The second technical topic to learn in data science is statistics and probability. Data science is statistics in a nutshell. If you’re implementing an ML model or regression, designing experiments, then you’re an analyst, not a data scientist.

Everything is statistics, so let’s break it up into how to better understand statistics for data science.

I just talked about implementing ML models, right? So, what are the ML models? They’re just statistical models. And as someone that builds them, you’d want to learn how they work. For me, as I was doing projects and building out my models -- ML and even regression models -- I was reading about the underlying theory and math about these models. And it allowed me to better understand the underlying assumptions of the model, which helped me better clean my data and design my features, which helped me in turn develop more accurate models. Interviewers are 100% going to ask you all about ML and regression theory because if you don’t know why you’re doing what you’re doing, then no one can in turn trust any of your results and recommendations.

#### Resources to Learn Machine Learning and Regression Theory for Data Science

So where do you go to learn about ML and regression theory? The best resources I’ve found are through google searches that might take you to Medium or Wikipedia or some other authoritative site. You read a bunch of articles and you get a little better understanding of the underlying theory.

#### Resources to Practice Traditional Statistics & Probability

One site, I used to use a lot for interview practice specifically, is Brilliant.org. This site is good because their questions are similar to questions you might get on a data science interview. Just like you’d use LeetCode or StrataScratch to get better at programming, you can use Brilliant.org to get better at statistics and probability.

**In summary, learning statistics and probability is a matter of:**

- Learning the theory behind ML models and regression
- You can do this through projects where you’re implementing models and reading about the underlying theory of each model
- Getting good at interview questions
- You can get better at this through platforms that specialize in stats like brilliant.org

### 3. Product Sense / Business Cases

The third topic to learn in data science is Product Sense. This is a non-technical concept that you’ll need to learn to be a data scientist.

#### What is product sense?

It’s similar to product management (obviously not quite the same) but it looks at the problem and makes decisions through a business lens.

It deals with questions like:

- How would you measure the success of different parts of the product?
- How would you tell if a product is performing well or not?

#### Why do you need to know this information as a data scientist?

Because it helps you figure out how to approach and analyze a problem, in order to make a recommendation to solve the problem. If you’re not optimizing for the business/product, you’re optimizing for your model, and you don’t need to make your model 100% accurate to drive business impact.

#### How do you get better at product sense?

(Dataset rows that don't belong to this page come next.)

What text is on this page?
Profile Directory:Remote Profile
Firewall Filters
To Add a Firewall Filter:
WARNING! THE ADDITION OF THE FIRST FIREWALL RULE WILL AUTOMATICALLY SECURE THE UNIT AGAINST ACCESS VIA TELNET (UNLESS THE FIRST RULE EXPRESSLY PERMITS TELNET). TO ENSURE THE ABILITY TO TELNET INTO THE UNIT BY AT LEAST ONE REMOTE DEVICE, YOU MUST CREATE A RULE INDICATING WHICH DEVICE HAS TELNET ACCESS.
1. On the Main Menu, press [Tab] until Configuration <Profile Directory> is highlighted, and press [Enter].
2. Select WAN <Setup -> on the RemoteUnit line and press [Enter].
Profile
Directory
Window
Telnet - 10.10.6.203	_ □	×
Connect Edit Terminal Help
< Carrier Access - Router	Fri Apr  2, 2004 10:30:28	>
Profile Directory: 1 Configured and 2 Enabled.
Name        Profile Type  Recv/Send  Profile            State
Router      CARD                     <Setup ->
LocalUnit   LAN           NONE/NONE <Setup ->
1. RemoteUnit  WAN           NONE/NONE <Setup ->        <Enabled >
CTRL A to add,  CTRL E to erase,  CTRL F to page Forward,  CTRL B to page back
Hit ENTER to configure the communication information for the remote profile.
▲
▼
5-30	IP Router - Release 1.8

For me, it was reading product management case studies to understand how PMs think and make a decision. There are case studies for this but there are also videos and platforms. YouTube has a ton of PM videos and there’s also a popular channel and platform called Exponent where you can learn a lot about PM. PM skills translate very well to data science product sense. So, reading and watching PM videos helps you gain your skills here.

Another option is reading questions off Glassdoor and seeing other people’s responses. That wasn’t the best option because of the quality of the responses but it’s a free option.

**Conclusion**

There’s a lot to unpack here to understand how to start learning data science from scratch. To summarize, I learned data science by breaking down the topics by

- Programming
- Stats/probability
- Product sense

Within both programming and stats, you should have an understanding of machine learning and regression, how to implement it, and the theory behind it. You can say there are 3-4 different topics that a data scientist should know. It’s hard and takes a while to get good at it.

Take a look at the resources, I recommended. I’ve used all of them in the past and have thought they were valuable in my journey to becoming a successful data scientist.